Una chat, poche informazioni sul virus e nessuna indicazione da parte degli enti ufficiali: così i medici Andrea Mangiagalli e Laura Frosali hanno dato vita a ‘Medici in prima linea’.
Si tratta di una chat WhatsApp che ha permesso, e permette tutt’ora, a centinaia di medici di confrontarsi su come affrontare insieme la malattia.
Un’intuizione che si è rivelata fondamentale. Grazie a quel confronto virtuale, infatti, è stato formulato un trattamento domiciliare a base di Idrossiclorochina, Azitromicina ed Eparina che ha messo in salvo numerosissimi pazienti Covid.
“L’idea di cosa fare con questa malattia a noi è stata preclusa per mesi – ha detto ai nostri microfoni il Dott.

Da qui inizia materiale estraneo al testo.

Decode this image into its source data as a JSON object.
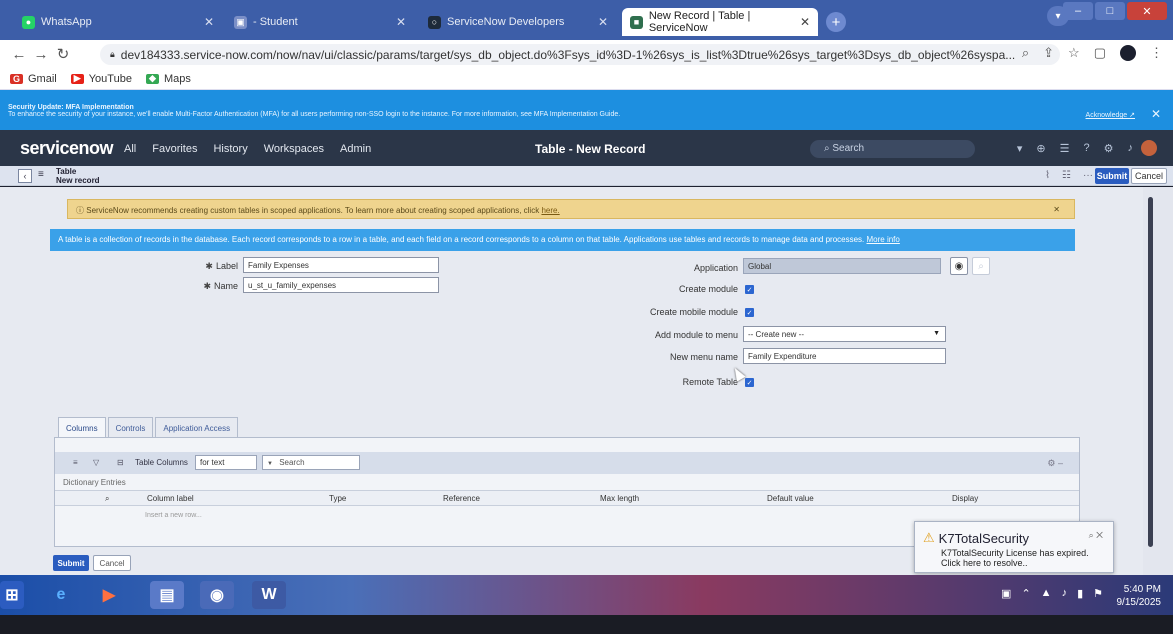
{
  "browser": {
    "tabs": [
      {
        "label": "WhatsApp",
        "active": false,
        "icon": "whatsapp-icon"
      },
      {
        "label": "- Student",
        "active": false,
        "icon": "student-icon"
      },
      {
        "label": "ServiceNow Developers",
        "active": false,
        "icon": "servicenow-icon"
      },
      {
        "label": "New Record | Table | ServiceNow",
        "active": true,
        "icon": "servicenow-icon"
      }
    ],
    "url": "dev184333.service-now.com/now/nav/ui/classic/params/target/sys_db_object.do%3Fsys_id%3D-1%26sys_is_list%3Dtrue%26sys_target%3Dsys_db_object%26syspa...",
    "bookmarks": [
      {
        "label": "Gmail",
        "icon": "gmail-icon",
        "color": "#d93025"
      },
      {
        "label": "YouTube",
        "icon": "youtube-icon",
        "color": "#e62117"
      },
      {
        "label": "Maps",
        "icon": "maps-icon",
        "color": "#34a853"
      }
    ]
  },
  "mfa_banner": {
    "title": "Security Update: MFA Implementation",
    "text": "To enhance the security of your instance, we'll enable Multi-Factor Authentication (MFA) for all users performing non-SSO login to the instance. For more information, see MFA Implementation Guide.",
    "acknowledge": "Acknowledge ↗"
  },
  "sn_header": {
    "logo": "servicenow",
    "nav": [
      "All",
      "Favorites",
      "History",
      "Workspaces",
      "Admin"
    ],
    "title": "Table - New Record",
    "search_placeholder": "Search"
  },
  "form_header": {
    "line1": "Table",
    "line2": "New record",
    "submit": "Submit",
    "cancel": "Cancel"
  },
  "warning": {
    "text": "ServiceNow recommends creating custom tables in scoped applications. To learn more about creating scoped applications, click",
    "link": "here."
  },
  "info": {
    "text": "A table is a collection of records in the database. Each record corresponds to a row in a table, and each field on a record corresponds to a column on that table. Applications use tables and records to manage data and processes.",
    "link": "More info"
  },
  "form": {
    "label_label": "Label",
    "label_value": "Family Expenses",
    "name_label": "Name",
    "name_value": "u_st_u_family_expenses",
    "application_label": "Application",
    "application_value": "Global",
    "create_module_label": "Create module",
    "create_mobile_module_label": "Create mobile module",
    "add_module_label": "Add module to menu",
    "add_module_value": "-- Create new --",
    "new_menu_name_label": "New menu name",
    "new_menu_name_value": "Family Expenditure",
    "remote_table_label": "Remote Table"
  },
  "related": {
    "tabs": [
      "Columns",
      "Controls",
      "Application Access"
    ],
    "list_title": "Table Columns",
    "filter_value": "for text",
    "search_placeholder": "Search",
    "dictionary": "Dictionary Entries",
    "columns": [
      "Column label",
      "Type",
      "Reference",
      "Max length",
      "Default value",
      "Display"
    ],
    "insert_row": "Insert a new row..."
  },
  "bottom_buttons": {
    "submit": "Submit",
    "cancel": "Cancel"
  },
  "toast": {
    "title": "K7TotalSecurity",
    "line1": "K7TotalSecurity License has expired.",
    "line2": "Click here to resolve.."
  },
  "taskbar": {
    "time": "5:40 PM",
    "date": "9/15/2025"
  },
  "colors": {
    "tabstrip": "#3d5ea8",
    "mfa_banner": "#1d8fe0",
    "sn_header": "#2b3648",
    "submit": "#2a5cbf",
    "warning": "#efd48e",
    "info": "#3aa1e9"
  }
}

Andrea Mangiagalli – i medici di medicina generale erano completamente isolati”.
Una testimonianza che diventa denuncia, quella del medico di medicina generale dell’ASL di Milano: per mesi, infatti, nessuna indicazione è stata data dagli enti ufficiali su cosa fare concretamente contro il virus.
Il racconto in questa intervista di Francesco Vergovich e Fabio Duranti.

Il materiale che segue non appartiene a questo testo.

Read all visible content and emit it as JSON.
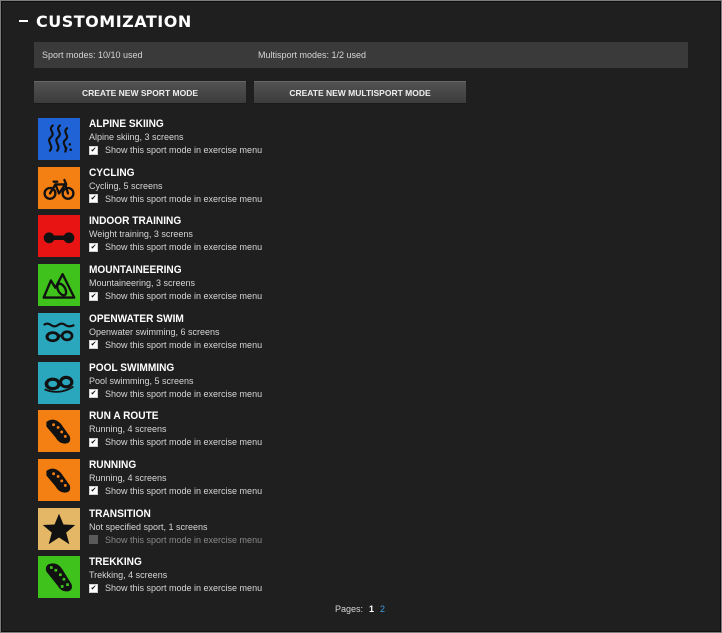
{
  "header": {
    "title": "CUSTOMIZATION"
  },
  "usage": {
    "sport": "Sport modes: 10/10 used",
    "multisport": "Multisport modes: 1/2 used"
  },
  "actions": {
    "create_sport": "CREATE NEW SPORT MODE",
    "create_multisport": "CREATE NEW MULTISPORT MODE"
  },
  "modes": [
    {
      "name": "ALPINE SKIING",
      "detail": "Alpine skiing, 3 screens",
      "show_label": "Show this sport mode in exercise menu",
      "checked": true,
      "icon": "alpine-skiing-icon",
      "color": "#1f63d6"
    },
    {
      "name": "CYCLING",
      "detail": "Cycling, 5 screens",
      "show_label": "Show this sport mode in exercise menu",
      "checked": true,
      "icon": "cycling-icon",
      "color": "#f47f12"
    },
    {
      "name": "INDOOR TRAINING",
      "detail": "Weight training, 3 screens",
      "show_label": "Show this sport mode in exercise menu",
      "checked": true,
      "icon": "dumbbell-icon",
      "color": "#e81414"
    },
    {
      "name": "MOUNTAINEERING",
      "detail": "Mountaineering, 3 screens",
      "show_label": "Show this sport mode in exercise menu",
      "checked": true,
      "icon": "mountaineering-icon",
      "color": "#3fc21c"
    },
    {
      "name": "OPENWATER SWIM",
      "detail": "Openwater swimming, 6 screens",
      "show_label": "Show this sport mode in exercise menu",
      "checked": true,
      "icon": "openwater-swim-icon",
      "color": "#2aa7bd"
    },
    {
      "name": "POOL SWIMMING",
      "detail": "Pool swimming, 5 screens",
      "show_label": "Show this sport mode in exercise menu",
      "checked": true,
      "icon": "swim-goggles-icon",
      "color": "#2aa7bd"
    },
    {
      "name": "RUN A ROUTE",
      "detail": "Running, 4 screens",
      "show_label": "Show this sport mode in exercise menu",
      "checked": true,
      "icon": "running-shoe-icon",
      "color": "#f47f12"
    },
    {
      "name": "RUNNING",
      "detail": "Running, 4 screens",
      "show_label": "Show this sport mode in exercise menu",
      "checked": true,
      "icon": "running-shoe-icon",
      "color": "#f47f12"
    },
    {
      "name": "TRANSITION",
      "detail": "Not specified sport, 1 screens",
      "show_label": "Show this sport mode in exercise menu",
      "checked": false,
      "icon": "star-icon",
      "color": "#e3b766"
    },
    {
      "name": "TREKKING",
      "detail": "Trekking, 4 screens",
      "show_label": "Show this sport mode in exercise menu",
      "checked": true,
      "icon": "boot-sole-icon",
      "color": "#3fc21c"
    }
  ],
  "pager": {
    "label": "Pages:",
    "current": "1",
    "next": "2"
  }
}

L’INCREDIBILE STORIA DEI 200 MEDICI IN UNA CHAT ▷ “Così abbiamo capito da soli come curare il Covid”
La chat dei medici su WhatsApp
“Alla fine di febbraio, quindi subito, insieme alla collega di Milano Laura Frosali, abbiamo costituito questa chat perché ci eravamo resi conto che questa non era la solita malattia. Abbiamo deciso di radunare lì colleghi per far sì che i medici si confrontassero su quello che stavano facendo.
Ben prima che Aifa autorizzasse l’utilizzo in via sperimentale, siamo arrivati a pensare un trattamento combinato con tre farmaci che sono tutt’ora criticati da più parti, cioè Idrossiclorochina, Azitromicina ed Eparina.
Quello che avevamo capito era che il ricovero in ospedale portava pochi benefici e trattare precocemente questi malati a casa era l’arma vincente.
I pazienti nel giro di pochissimi giorni stavano bene. Pochissimi i ricoverati in ospedale, ma soprattutto nessuno di questi pazienti da noi trattati a domicilio è morto”.
“Ci hanno lasciati soli”
“Noi all’inizio abbiamo avuto l’informazione che questa era una polmonite interstiziale, ci siamo fidati. Poi abbiamo capito che c’erano altri aspetti legati per esempio alla coagulazione.
Sono arrivate informazioni molto scarne dalla Cina, le polmoniti interstiziali si conoscono da tanti anni quindi le abbiamo curate altre volte. Abbiamo dunque preso per buone queste informazioni nella prima fase. Dopodiché, quando abbiamo capito che era una cosa più complessa, non potendo avere neanche una diagnosi corretta, abbiamo messo insieme i sintomi e a quel punto non avevamo neanche bisogno di visitarli.
Le prime informazioni sulle autopsie non ci sono arrivate tramite canali ufficiali, le informazioni uscivano direttamente dai reparti ospedalieri. I medici di Medicina Generale erano completamente isolati, fuori dal mondo. Non abbiamo avuto nessuna informazione dagli organi competenti se non una marea di circolari di tipo amministrativo e burocratico. L’idea di cosa fare con questa malattia a noi è stata preclusa per mesi”.